In other words, I had discovered yet again that it's not what you know, but whom you know.
I thought about that incident, with a bit of embarrassment, as I read about the professional hockey players, who appeared to jump the queue, this week, in order to get the H1N1 influenza vaccine. The National Post reported last Tuesday that the Alberta government had begun to investigate allegations that members of the Calgary Flames hockey club, their families and the coaching staff had arranged private vaccinations. This, in spite of the contention that the swine flu vaccine appeared to be in short supply and that the province's designated priority groups - pregnant women, children under five and those with existing health problems - were patiently awaiting their turns for the shots.
I've always bristled at people who feel they shouldn't have to wait their turn. You see it often enough at live theatre events, at taxi stands and in restaurants waiting areas. It's in these and other such situations that one can always spot at least one person attempting to talk his way into getting preferential treatment. Maybe it's become a kind of challenge for those who feel they shouldn't have to wait, to try to short circuit the system in order to get ahead.
Mind you, there have been occasions in my own family's existence when knowing the right person at the right time made all the difference in the world.

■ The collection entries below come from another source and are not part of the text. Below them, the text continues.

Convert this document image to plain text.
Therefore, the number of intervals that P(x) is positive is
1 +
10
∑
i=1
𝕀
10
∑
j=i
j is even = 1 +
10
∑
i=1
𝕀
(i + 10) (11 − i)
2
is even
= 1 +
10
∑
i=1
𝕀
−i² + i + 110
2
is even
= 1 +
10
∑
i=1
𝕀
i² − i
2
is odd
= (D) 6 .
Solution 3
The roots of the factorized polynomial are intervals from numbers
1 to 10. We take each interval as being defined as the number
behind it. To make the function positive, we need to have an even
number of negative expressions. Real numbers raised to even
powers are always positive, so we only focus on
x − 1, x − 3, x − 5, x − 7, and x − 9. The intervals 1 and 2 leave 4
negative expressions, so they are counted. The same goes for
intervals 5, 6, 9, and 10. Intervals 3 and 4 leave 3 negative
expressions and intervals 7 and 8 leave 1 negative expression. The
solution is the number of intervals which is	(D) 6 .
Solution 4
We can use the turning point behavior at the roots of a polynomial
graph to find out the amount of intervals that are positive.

I remember my father describing he day he got his Canadian citizenship back about 1964. Like every other landed immigrant, in my father's case coming from the United States in the years after the war, prospective Canadian citizens in those days had to memorize dates and personalities in Canadian history, write a short test and finally go before a judge for final verbal assessment.
“All went well,” my father recounted, “and I went before the judge ready to answer any and all questions.” The judge, Dad said, had very little to say, except for the occasional “Hmmmm.” Then, apparently spotting my father's employer - the Toronto Globe and Mail, leaned over his courtroom desk and asked, “Do you know Scott Young?”

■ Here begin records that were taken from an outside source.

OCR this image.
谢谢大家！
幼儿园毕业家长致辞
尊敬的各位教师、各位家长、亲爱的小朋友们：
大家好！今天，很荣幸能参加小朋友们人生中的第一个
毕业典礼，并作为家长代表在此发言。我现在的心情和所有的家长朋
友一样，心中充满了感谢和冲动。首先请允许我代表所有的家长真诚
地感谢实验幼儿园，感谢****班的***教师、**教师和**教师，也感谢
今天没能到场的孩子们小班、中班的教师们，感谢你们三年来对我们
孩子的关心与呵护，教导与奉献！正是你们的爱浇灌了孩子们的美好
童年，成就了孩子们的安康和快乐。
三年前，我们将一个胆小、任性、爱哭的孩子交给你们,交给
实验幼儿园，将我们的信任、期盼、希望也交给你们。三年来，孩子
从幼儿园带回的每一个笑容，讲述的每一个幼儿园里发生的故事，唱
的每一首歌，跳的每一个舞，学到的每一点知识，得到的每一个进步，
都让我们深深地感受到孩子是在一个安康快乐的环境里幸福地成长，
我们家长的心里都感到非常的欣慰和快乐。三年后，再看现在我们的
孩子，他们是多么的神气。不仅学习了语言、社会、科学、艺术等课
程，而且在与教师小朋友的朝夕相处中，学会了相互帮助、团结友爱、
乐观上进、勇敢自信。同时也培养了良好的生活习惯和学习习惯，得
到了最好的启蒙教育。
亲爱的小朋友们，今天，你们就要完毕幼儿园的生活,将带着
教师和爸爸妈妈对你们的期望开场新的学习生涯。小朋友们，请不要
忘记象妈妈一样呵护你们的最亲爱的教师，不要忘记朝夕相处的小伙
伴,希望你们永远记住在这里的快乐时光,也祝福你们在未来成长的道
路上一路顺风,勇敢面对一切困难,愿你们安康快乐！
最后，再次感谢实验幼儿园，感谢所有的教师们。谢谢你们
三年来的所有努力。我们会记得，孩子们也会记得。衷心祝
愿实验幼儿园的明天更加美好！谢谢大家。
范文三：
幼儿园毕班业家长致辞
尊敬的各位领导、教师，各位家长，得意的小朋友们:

Of course, my father, while he had little to do with the award-winning sports writer, took the opportunity to affirm whatever the judge was asking. “Yes, yes, of course I know Scott.”
Where upon the judge stamped my father's papers and officially congratulated him on his new Canadian citizenship. Dad always said that he'd wished he had gone back into that room full of expectant immigrants at the court house. “I just wanted to tell them, all they had to do was tell the judge they knew Scott Young and they'd automatically get in.”

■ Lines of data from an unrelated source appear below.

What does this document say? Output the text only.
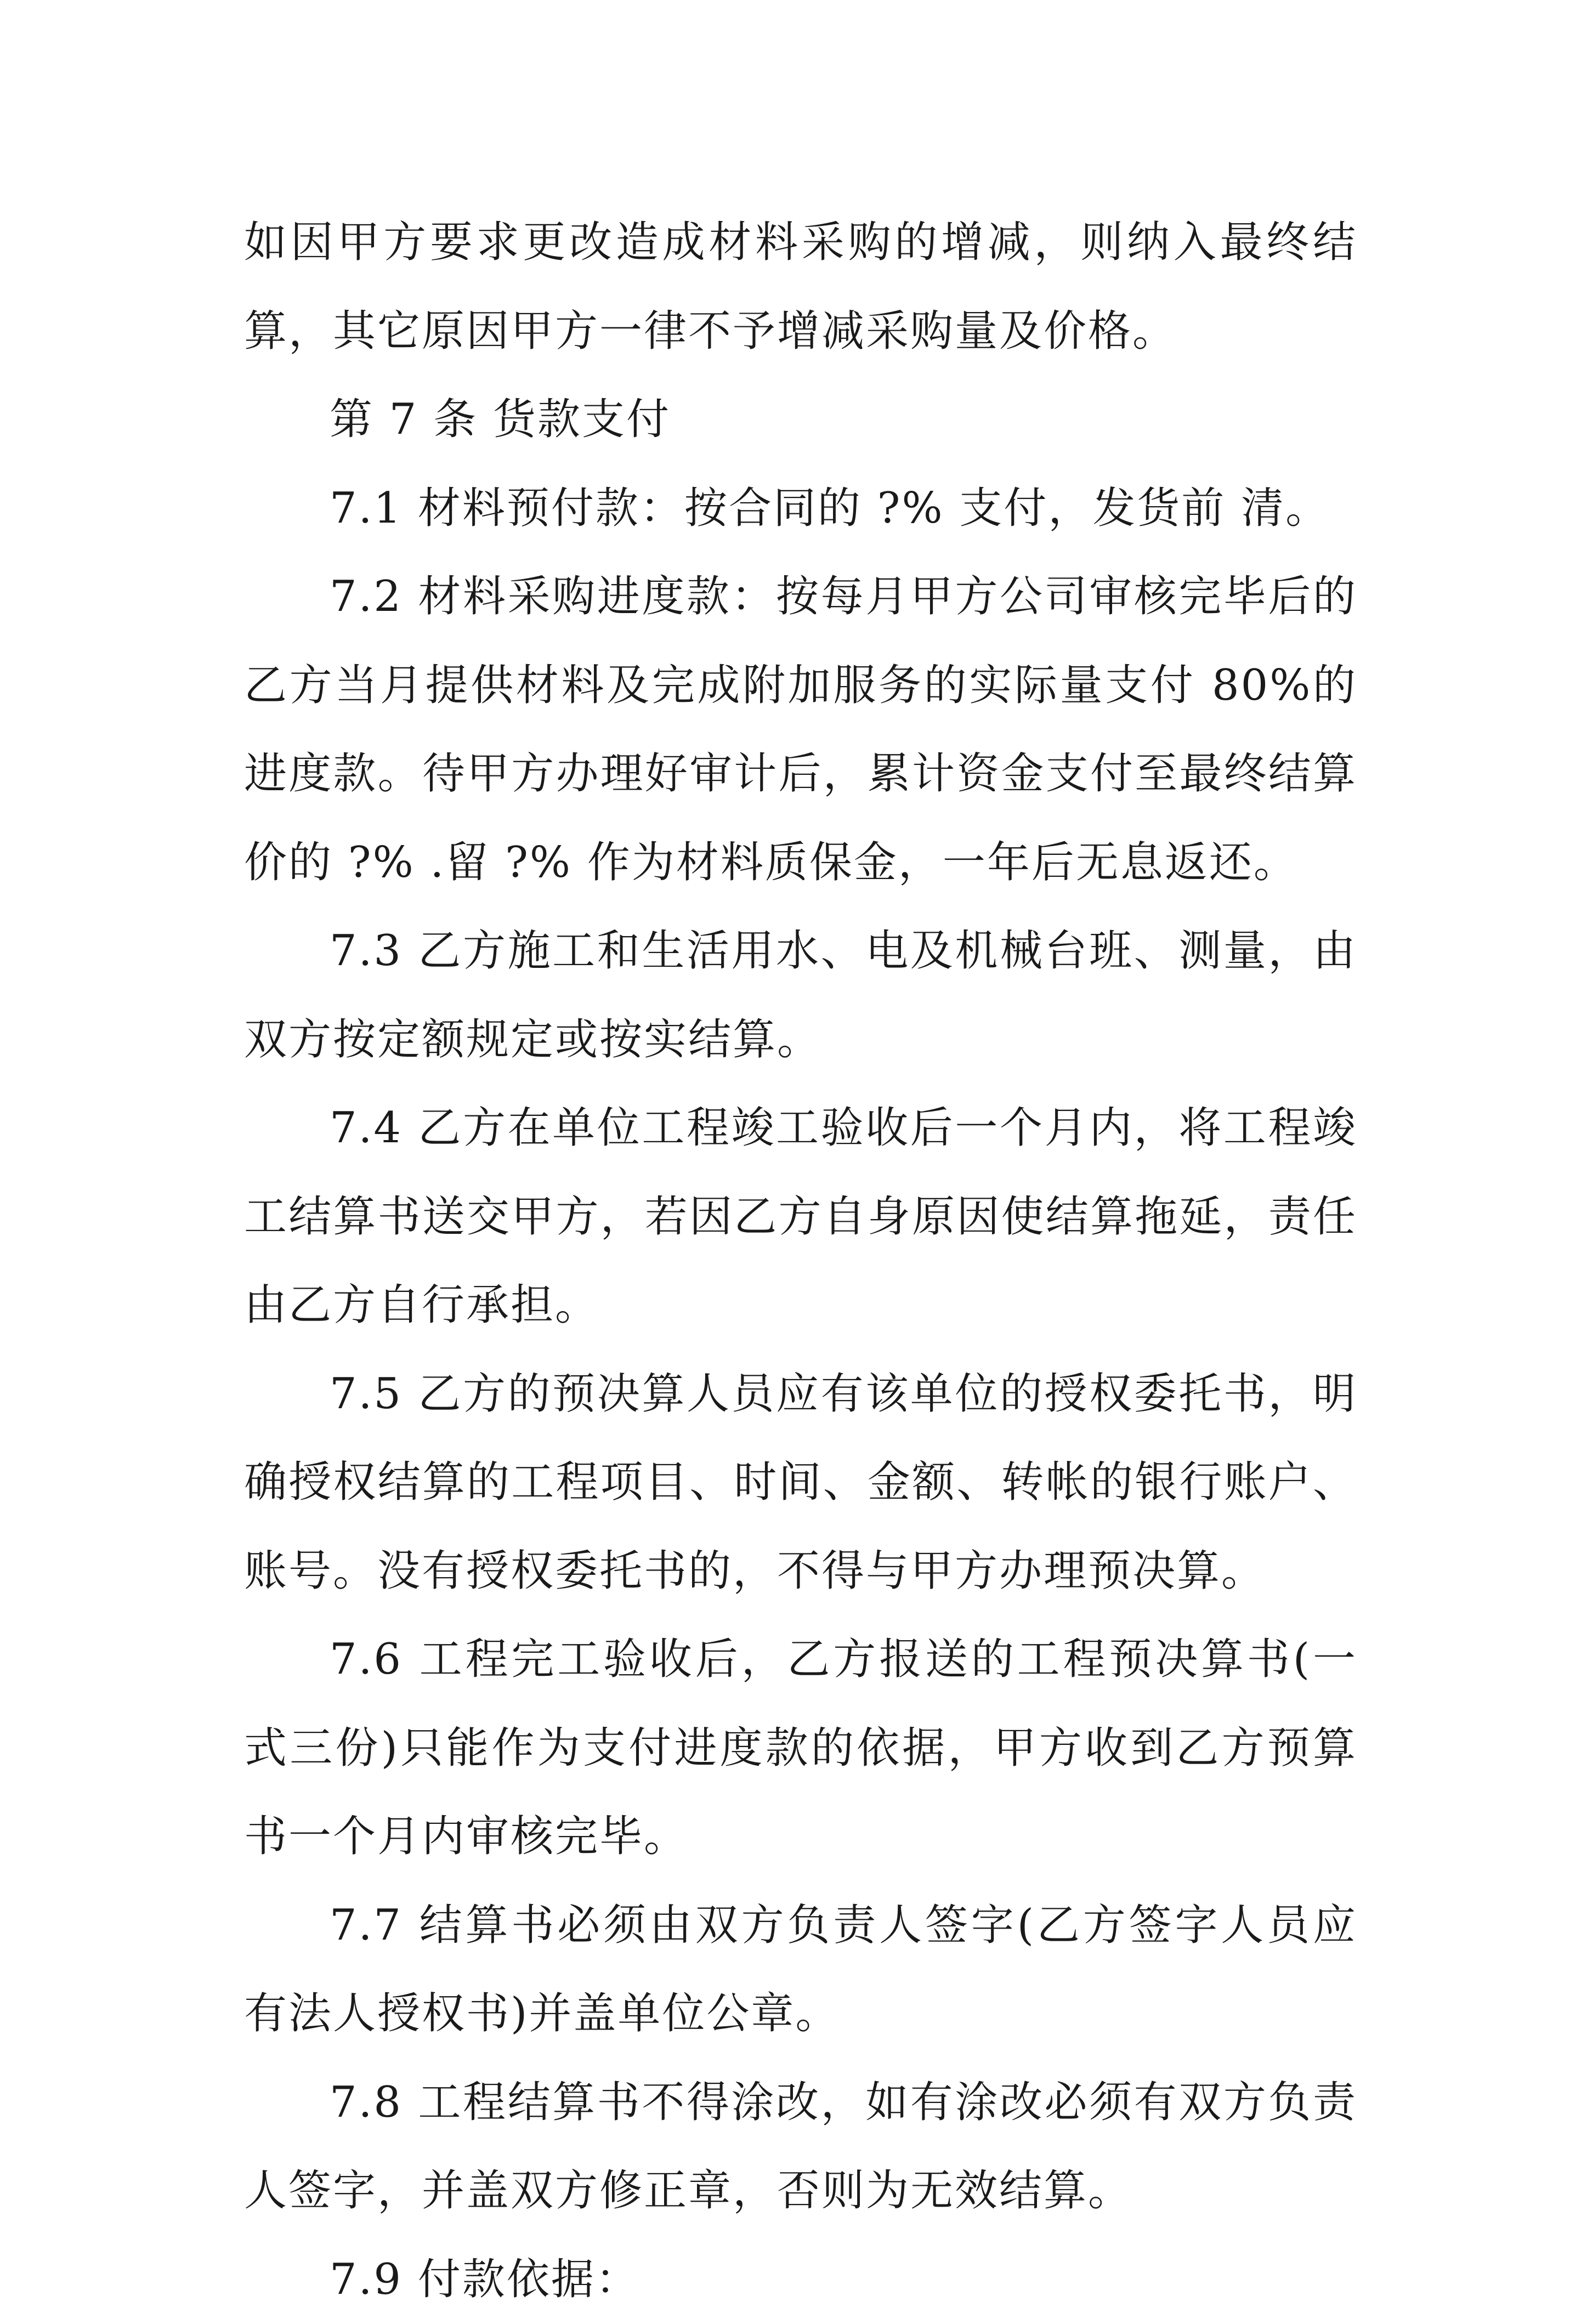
如因甲方要求更改造成材料采购的增减，则纳入最终结算，其它原因甲方一律不予增减采购量及价格。

第 7 条 货款支付

7.1 材料预付款：按合同的 ?% 支付，发货前 清。

7.2 材料采购进度款：按每月甲方公司审核完毕后的乙方当月提供材料及完成附加服务的实际量支付 80%的进度款。待甲方办理好审计后，累计资金支付至最终结算价的 ?% .留 ?% 作为材料质保金，一年后无息返还。

7.3 乙方施工和生活用水、电及机械台班、测量，由双方按定额规定或按实结算。

7.4 乙方在单位工程竣工验收后一个月内，将工程竣工结算书送交甲方，若因乙方自身原因使结算拖延，责任由乙方自行承担。

7.5 乙方的预决算人员应有该单位的授权委托书，明确授权结算的工程项目、时间、金额、转帐的银行账户、账号。没有授权委托书的，不得与甲方办理预决算。

7.6 工程完工验收后，乙方报送的工程预决算书(一式三份)只能作为支付进度款的依据，甲方收到乙方预算书一个月内审核完毕。

7.7 结算书必须由双方负责人签字(乙方签字人员应有法人授权书)并盖单位公章。

7.8 工程结算书不得涂改，如有涂改必须有双方负责人签字，并盖双方修正章，否则为无效结算。

7.9 付款依据：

Then, just last week, as I raced to catch a plane home from Halifax to Toronto, I realized that I had arrived at the ticket agent's desk later than the airline's prescribed deadline. Occasionally in those circumstances, I have suggested that my media standing kind of required that I be allowed to get on the plane and that if I wasn't allowed I might bring the wrath of my broadcasting corporation down on their heads.
But this time it wasn't Virgin Airlines. Instead, I stood there knowing that the man was going to lambaste me for arriving after the gate had closed. And instead of rising to challenge his authority, I just stood there and took his school-marm-like scolding and admonishment. I even apologized repeatedly. In this case, I realized that discretion was the better part of valour and that whom I knew - at a time like this - didn't amount to a hill of beans.